Take Care of Yourself

August 16, 2022

Mathias Gran

Today, a colleague shared this survey from Project Healthy Minds calling out the necessity for organizations and leaders to understand how the emerging workforce is demanding adaptation and progress from workplace experiences.

Although Work With Feelings doesn’t focus on mental health advocacy, I can promise you that workplace experiences are heavily impacted by the mental health of individuals and teams. The numbers in the report are staggering. The lack of skill (and scale) in workplaces to approach this challenge is also staggering.

So, let’s imagine that you have influence, that this data motivates you, and you want to see mental health advocacy at your organization. You’ll probably invest in some HR-led activities to provide more “awareness” or “flexibility” for people to manage “their stuff.” You might be able to approve a handful of hours of mandatory training for managers. And you will likely be able to organize some ongoing topical programming. Ultimately you’ll roll out a “take the time to take care of yourself” scaffolding of policy changes and palatable narratives.

Have we progressed? Will this change your culture toward mental health at your organization? Will it create a meaningful change for the roughly 50% of your organization that both struggles with anxiety and doesn’t feel comfortable discussing it at work?

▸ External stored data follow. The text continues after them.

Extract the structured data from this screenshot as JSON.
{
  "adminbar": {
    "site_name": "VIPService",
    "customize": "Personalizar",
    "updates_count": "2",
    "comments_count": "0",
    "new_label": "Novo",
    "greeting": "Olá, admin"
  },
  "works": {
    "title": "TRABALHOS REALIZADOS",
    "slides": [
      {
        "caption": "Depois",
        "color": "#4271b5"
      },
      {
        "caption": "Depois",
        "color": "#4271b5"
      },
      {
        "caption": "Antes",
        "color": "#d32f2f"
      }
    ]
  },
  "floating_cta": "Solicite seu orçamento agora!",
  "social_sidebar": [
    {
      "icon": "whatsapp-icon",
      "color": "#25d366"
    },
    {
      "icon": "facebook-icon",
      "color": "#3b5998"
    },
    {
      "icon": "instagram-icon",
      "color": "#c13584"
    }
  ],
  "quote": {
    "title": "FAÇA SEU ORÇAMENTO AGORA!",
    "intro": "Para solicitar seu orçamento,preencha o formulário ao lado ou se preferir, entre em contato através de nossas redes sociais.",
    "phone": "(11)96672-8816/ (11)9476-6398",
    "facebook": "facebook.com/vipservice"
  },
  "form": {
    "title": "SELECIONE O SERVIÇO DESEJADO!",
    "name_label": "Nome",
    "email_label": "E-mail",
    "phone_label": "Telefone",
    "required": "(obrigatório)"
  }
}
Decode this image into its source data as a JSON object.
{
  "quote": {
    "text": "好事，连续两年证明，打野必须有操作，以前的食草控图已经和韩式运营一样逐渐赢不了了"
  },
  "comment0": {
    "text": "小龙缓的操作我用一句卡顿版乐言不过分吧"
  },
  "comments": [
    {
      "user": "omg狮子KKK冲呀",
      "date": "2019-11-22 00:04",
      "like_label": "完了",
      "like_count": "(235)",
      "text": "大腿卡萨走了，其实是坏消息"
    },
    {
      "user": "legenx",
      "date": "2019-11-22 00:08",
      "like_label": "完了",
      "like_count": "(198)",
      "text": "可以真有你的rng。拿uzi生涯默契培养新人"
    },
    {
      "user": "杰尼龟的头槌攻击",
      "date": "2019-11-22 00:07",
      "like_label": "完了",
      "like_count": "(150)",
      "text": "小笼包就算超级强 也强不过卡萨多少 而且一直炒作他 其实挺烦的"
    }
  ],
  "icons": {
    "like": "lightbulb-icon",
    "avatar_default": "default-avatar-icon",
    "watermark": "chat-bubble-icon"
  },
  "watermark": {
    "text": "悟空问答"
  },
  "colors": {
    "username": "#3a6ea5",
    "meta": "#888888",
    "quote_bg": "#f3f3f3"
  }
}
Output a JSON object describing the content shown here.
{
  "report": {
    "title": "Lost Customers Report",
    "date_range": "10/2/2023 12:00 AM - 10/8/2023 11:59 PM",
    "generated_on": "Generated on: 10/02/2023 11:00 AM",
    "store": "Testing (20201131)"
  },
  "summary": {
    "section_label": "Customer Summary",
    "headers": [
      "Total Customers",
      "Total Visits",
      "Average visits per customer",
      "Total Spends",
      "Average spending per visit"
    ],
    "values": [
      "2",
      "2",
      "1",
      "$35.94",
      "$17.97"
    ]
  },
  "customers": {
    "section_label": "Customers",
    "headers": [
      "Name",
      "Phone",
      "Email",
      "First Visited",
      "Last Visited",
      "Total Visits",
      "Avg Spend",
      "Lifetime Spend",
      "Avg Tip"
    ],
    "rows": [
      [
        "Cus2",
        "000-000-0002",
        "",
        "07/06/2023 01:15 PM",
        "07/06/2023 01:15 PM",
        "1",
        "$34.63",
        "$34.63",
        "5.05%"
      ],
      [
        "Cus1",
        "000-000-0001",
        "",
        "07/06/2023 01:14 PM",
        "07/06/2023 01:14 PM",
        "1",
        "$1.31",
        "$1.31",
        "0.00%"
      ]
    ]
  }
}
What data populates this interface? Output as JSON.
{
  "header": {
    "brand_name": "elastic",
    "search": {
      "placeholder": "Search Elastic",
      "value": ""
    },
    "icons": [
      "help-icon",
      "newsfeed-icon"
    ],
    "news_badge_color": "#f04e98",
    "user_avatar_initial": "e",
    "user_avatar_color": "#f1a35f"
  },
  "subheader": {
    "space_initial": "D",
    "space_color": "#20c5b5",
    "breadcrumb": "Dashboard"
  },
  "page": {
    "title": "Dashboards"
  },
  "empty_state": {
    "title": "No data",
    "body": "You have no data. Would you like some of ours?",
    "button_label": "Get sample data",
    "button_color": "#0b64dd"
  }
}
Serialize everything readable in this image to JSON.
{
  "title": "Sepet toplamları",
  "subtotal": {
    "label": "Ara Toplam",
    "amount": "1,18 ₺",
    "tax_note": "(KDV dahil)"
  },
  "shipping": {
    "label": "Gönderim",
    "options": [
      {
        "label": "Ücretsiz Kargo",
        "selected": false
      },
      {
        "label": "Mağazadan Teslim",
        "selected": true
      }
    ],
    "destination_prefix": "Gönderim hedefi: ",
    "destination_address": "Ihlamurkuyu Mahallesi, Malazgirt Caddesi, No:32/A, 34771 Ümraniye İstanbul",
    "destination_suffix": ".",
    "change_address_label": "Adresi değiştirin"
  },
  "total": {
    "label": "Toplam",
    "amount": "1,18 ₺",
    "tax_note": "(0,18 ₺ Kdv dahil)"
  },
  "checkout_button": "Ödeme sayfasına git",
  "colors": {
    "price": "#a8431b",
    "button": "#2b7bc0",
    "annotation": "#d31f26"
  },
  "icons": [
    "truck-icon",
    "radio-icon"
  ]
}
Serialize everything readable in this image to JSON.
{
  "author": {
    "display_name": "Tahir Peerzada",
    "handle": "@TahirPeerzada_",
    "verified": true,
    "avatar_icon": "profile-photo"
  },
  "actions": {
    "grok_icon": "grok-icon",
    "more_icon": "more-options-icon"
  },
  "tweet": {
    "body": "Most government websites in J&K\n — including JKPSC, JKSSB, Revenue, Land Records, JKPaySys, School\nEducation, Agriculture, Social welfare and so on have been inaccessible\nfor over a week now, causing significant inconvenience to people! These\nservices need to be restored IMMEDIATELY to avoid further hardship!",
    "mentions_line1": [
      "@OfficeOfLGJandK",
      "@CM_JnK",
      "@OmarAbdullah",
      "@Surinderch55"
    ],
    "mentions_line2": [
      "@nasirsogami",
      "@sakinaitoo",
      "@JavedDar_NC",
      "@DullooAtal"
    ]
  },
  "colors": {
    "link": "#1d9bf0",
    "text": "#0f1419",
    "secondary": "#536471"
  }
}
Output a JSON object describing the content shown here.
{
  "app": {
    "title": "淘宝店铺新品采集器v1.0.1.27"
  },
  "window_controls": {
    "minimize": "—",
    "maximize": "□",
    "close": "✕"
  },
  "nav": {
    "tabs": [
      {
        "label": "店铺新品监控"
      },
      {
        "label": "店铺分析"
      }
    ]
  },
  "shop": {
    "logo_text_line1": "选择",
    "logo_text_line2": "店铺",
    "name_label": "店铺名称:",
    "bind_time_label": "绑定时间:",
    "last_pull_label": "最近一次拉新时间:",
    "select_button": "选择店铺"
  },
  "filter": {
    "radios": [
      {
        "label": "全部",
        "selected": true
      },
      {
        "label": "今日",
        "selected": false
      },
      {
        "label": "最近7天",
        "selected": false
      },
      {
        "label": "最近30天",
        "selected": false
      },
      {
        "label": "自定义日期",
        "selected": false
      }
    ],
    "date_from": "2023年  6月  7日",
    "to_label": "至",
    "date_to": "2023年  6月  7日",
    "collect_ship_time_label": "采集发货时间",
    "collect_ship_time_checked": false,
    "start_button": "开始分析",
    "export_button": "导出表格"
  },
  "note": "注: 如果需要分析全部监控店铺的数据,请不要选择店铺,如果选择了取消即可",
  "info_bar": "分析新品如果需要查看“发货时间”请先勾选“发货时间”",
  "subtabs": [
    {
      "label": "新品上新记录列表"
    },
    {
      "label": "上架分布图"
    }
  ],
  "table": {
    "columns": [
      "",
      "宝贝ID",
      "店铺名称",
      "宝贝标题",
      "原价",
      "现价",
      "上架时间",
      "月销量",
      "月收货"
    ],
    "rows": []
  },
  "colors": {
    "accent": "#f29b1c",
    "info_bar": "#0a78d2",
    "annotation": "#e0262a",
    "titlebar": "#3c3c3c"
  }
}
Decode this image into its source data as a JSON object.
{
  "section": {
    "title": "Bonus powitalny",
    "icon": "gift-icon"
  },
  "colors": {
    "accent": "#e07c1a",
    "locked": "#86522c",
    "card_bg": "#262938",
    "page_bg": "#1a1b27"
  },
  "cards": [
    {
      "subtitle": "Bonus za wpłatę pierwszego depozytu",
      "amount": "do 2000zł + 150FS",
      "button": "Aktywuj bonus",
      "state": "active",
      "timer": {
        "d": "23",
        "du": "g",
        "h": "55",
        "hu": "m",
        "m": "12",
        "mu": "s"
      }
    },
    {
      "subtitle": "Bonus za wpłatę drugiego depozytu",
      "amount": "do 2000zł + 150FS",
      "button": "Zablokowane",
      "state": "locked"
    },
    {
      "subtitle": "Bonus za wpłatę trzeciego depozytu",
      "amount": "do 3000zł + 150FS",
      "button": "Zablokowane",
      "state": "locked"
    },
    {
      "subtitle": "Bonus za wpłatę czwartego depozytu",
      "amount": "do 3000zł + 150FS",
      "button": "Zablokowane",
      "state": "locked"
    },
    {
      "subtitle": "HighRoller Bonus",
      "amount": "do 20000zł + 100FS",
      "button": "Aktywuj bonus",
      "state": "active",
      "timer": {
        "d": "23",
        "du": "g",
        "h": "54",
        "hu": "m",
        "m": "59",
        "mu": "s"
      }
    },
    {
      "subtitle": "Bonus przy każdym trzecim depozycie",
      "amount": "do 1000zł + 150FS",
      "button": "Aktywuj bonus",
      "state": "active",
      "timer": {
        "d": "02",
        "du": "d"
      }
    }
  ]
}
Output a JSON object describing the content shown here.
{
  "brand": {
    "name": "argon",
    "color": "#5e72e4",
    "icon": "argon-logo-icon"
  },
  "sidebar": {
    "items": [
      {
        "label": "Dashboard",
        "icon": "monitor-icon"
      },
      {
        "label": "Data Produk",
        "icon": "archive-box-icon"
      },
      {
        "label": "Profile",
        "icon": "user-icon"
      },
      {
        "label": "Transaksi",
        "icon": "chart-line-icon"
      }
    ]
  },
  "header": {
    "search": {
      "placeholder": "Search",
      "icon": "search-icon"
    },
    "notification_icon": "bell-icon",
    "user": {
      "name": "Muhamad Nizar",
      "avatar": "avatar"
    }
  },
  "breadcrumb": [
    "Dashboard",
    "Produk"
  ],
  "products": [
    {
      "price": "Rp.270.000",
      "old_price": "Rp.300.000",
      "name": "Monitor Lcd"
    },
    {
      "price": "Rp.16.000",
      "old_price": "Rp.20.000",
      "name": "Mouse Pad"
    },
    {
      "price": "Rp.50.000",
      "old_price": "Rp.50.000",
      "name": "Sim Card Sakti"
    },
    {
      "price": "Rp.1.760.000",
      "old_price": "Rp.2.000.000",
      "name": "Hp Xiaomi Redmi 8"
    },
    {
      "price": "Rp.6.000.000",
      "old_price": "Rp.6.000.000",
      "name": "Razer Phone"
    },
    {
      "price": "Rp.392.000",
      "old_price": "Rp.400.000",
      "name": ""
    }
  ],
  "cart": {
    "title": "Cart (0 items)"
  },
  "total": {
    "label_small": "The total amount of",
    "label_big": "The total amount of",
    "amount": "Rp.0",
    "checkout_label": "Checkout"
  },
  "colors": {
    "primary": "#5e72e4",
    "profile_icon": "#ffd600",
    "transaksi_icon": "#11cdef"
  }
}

Project Healthy Minds recommends five actions. I think the deal-makers are: “2) training managers on mental health”, and “5) demonstrating that their commitment to mental health is authentic.” 5 will be blocked by 2, and 2 is not satisfied with a box-checking session.

Work With Feelings has mostly cared about how people interact and surfacing leadership behaviors that support or suppress team-level greatness. So, let’s think about what this data means for you as a leader or manager.

How might the way your personal values or leadership style influence the experience of your team members? When 47% of employees “report feeling anxious ‘all the time’ or ‘frequently'”, and work is one of two primary sources of said anxiety, how are your behaviors influencing levels of anxiety for the group or individuals?

Here are a few hints:

  • Low trust = High anxiety.
  • Low empowerment = High anxiety.
  • Low flexibility = High anxiety.
  • Low autonomy = High anxiety.
  • Low clarity = High anxiety.
  • Low perceived control = High anxiety.

How are you facilitating conversations? Are you mostly talking (directing) or mostly listening and inquiring (empowering)?

How are you setting expectations? Are you crafting stories that emotionally connect to aspirations and purpose as a team, or do you primarily state goals with requirements and dates?

How do you react when people make mistakes? Do you take control, criticize them, or perhaps pile on to their own disappointment? Or do you help them reflect to identify improvement opportunities, assess the impact, and help them own the remediation steps?

Organizations don’t make it ok to have feelings at work. People do. Leaders do. Managers do. Team members do.

Just as mental health is deeply personal, so is the development journey of every leader or aspiring leader in your organization. If you want to push this change for the betterment of your organization and our society, you have to be stocked with people who are willing to be on their own journey. And not everyone is ready.

Take care of yourself. That’s the best we’ve got so far.